Here’s a quick guide to increasing pot size:
• Regardless of size, most plants should only move into a pot that’s 1 to 3 inches larger in diameter than its current container
• Pots for fast-growing plants can increase by 3 or 4 inches in diameter.
• Pots for slow-growing plants should go up by no more than 1 or 2 inches in diameter.
Of course, if you’re happy with your plant’s current size and it doesn’t appear rootbound, you can keep it in the same pot. Just pull it out of its current container to prune the roots and refresh the soil, following the yearly repotting schedule mentioned above.
Now that you’ve figured out sizing and the best time to repot your plant, the last step is to make the move itself. You got this! Just follow these steps.
1. The day before you repot your plant, water it in its original container (if you forget, you can still water it up to an hour before repotting).

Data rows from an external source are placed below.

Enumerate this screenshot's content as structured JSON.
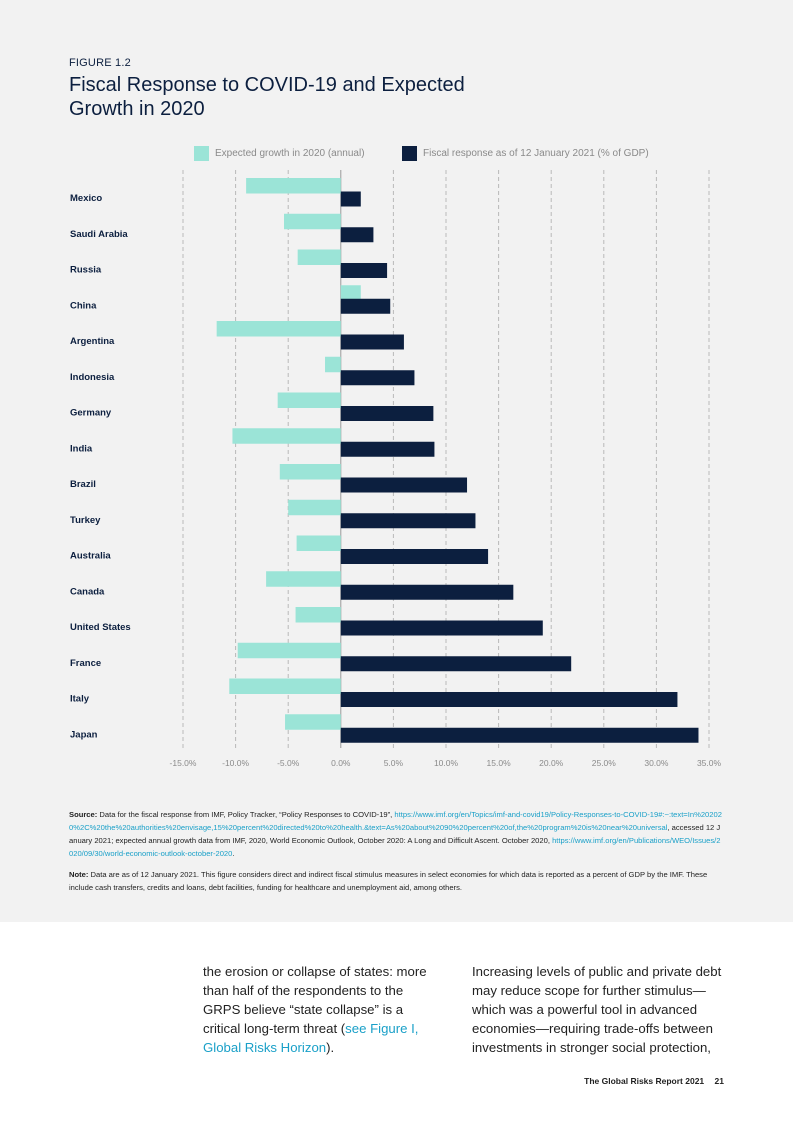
{
  "figure": {
    "label": "FIGURE 1.2",
    "title": "Fiscal Response to COVID-19 and Expected Growth in 2020"
  },
  "legend": {
    "growth_label": "Expected growth in 2020 (annual)",
    "fiscal_label": "Fiscal response as of 12 January 2021 (% of GDP)"
  },
  "colors": {
    "growth": "#9be4d7",
    "fiscal": "#0c1f3f",
    "panel_bg": "#f2f2f2",
    "link": "#1aa0c8"
  },
  "chart_data": {
    "type": "bar",
    "orientation": "horizontal",
    "categories": [
      "Mexico",
      "Saudi Arabia",
      "Russia",
      "China",
      "Argentina",
      "Indonesia",
      "Germany",
      "India",
      "Brazil",
      "Turkey",
      "Australia",
      "Canada",
      "United States",
      "France",
      "Italy",
      "Japan"
    ],
    "series": [
      {
        "name": "Expected growth in 2020 (annual)",
        "values": [
          -9.0,
          -5.4,
          -4.1,
          1.9,
          -11.8,
          -1.5,
          -6.0,
          -10.3,
          -5.8,
          -5.0,
          -4.2,
          -7.1,
          -4.3,
          -9.8,
          -10.6,
          -5.3
        ]
      },
      {
        "name": "Fiscal response as of 12 January 2021 (% of GDP)",
        "values": [
          1.9,
          3.1,
          4.4,
          4.7,
          6.0,
          7.0,
          8.8,
          8.9,
          12.0,
          12.8,
          14.0,
          16.4,
          19.2,
          21.9,
          32.0,
          34.0
        ]
      }
    ],
    "xlim": [
      -15,
      35
    ],
    "xticks": [
      "-15.0%",
      "-10.0%",
      "-5.0%",
      "0.0%",
      "5.0%",
      "10.0%",
      "15.0%",
      "20.0%",
      "25.0%",
      "30.0%",
      "35.0%"
    ],
    "xtick_values": [
      -15,
      -10,
      -5,
      0,
      5,
      10,
      15,
      20,
      25,
      30,
      35
    ],
    "grid": "vertical dashed",
    "legend_position": "top"
  },
  "notes": {
    "source_head": "Source:",
    "source_text_1": "Data for the fiscal response from IMF, Policy Tracker, “Policy Responses to COVID-19”,",
    "source_link_1": "https://www.imf.org/en/Topics/imf-and-covid19/Policy-Responses-to-COVID-19#:~:text=In%202020%2C%20the%20authorities%20envisage,15%20percent%20directed%20to%20health.&text=As%20about%2090%20percent%20of,the%20program%20is%20near%20universal",
    "source_text_2": ", accessed 12 January 2021; expected annual growth data from IMF, 2020, World Economic Outlook, October 2020: A Long and Difficult Ascent. October 2020,",
    "source_link_2": "https://www.imf.org/en/Publications/WEO/Issues/2020/09/30/world-economic-outlook-october-2020",
    "source_end": ".",
    "note_head": "Note:",
    "note_text": "Data are as of 12 January 2021. This figure considers direct and indirect fiscal stimulus measures in select economies for which data is reported as a percent of GDP by the IMF. These include cash transfers, credits and loans, debt facilities, funding for healthcare and unemployment aid, among others."
  },
  "body": {
    "col1_text": "the erosion or collapse of states: more than half of the respondents to the GRPS believe “state collapse” is a critical long-term threat (",
    "col1_link": "see Figure I, Global Risks Horizon",
    "col1_end": ").",
    "col2_text": "Increasing levels of public and private debt may reduce scope for further stimulus—which was a powerful tool in advanced economies—requiring trade-offs between investments in stronger social protection,"
  },
  "footer": {
    "title": "The Global Risks Report 2021",
    "page": "21"
  }
}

2. If you’re reusing an old pot, clean it thoroughly before putting a new houseplant in it. Once dry, add enough Miracle-Gro® Indoor Potting Mix to the bottom of the container so that the top of the root ball will sit 1 inch below the rim.
3. Remove the plant from its current container (knock it against a hard surface if it’s stuck) and check to see if the roots are wound in a matted, tight root ball. If they are, use a knife or your hands to gently break them free.
4. Place your plant in the new pot and add potting mix around it. Lightly press down to remove air pockets and settle it into place.
5. Thoroughly water your repotted plant now, and then always wait until the top inch is dry before giving it any more H2O. (Just stick your finger in the soil to check.)
6. Give your plant a month to adjust, then begin feeding it regularly. Just add Miracle-Gro® Indoor Plant Food right to the soil or to your watering can, following all label directions, to give your houseplants a boost.
That’s it, you’ve successfully repotted your houseplant! Just put your botanical buddy back where it was and continue to care for it like the awesome plant parent you are. You may notice new growth or just a perkier appearance overall once it realizes that you were right: A dream home makeover was just what it needed.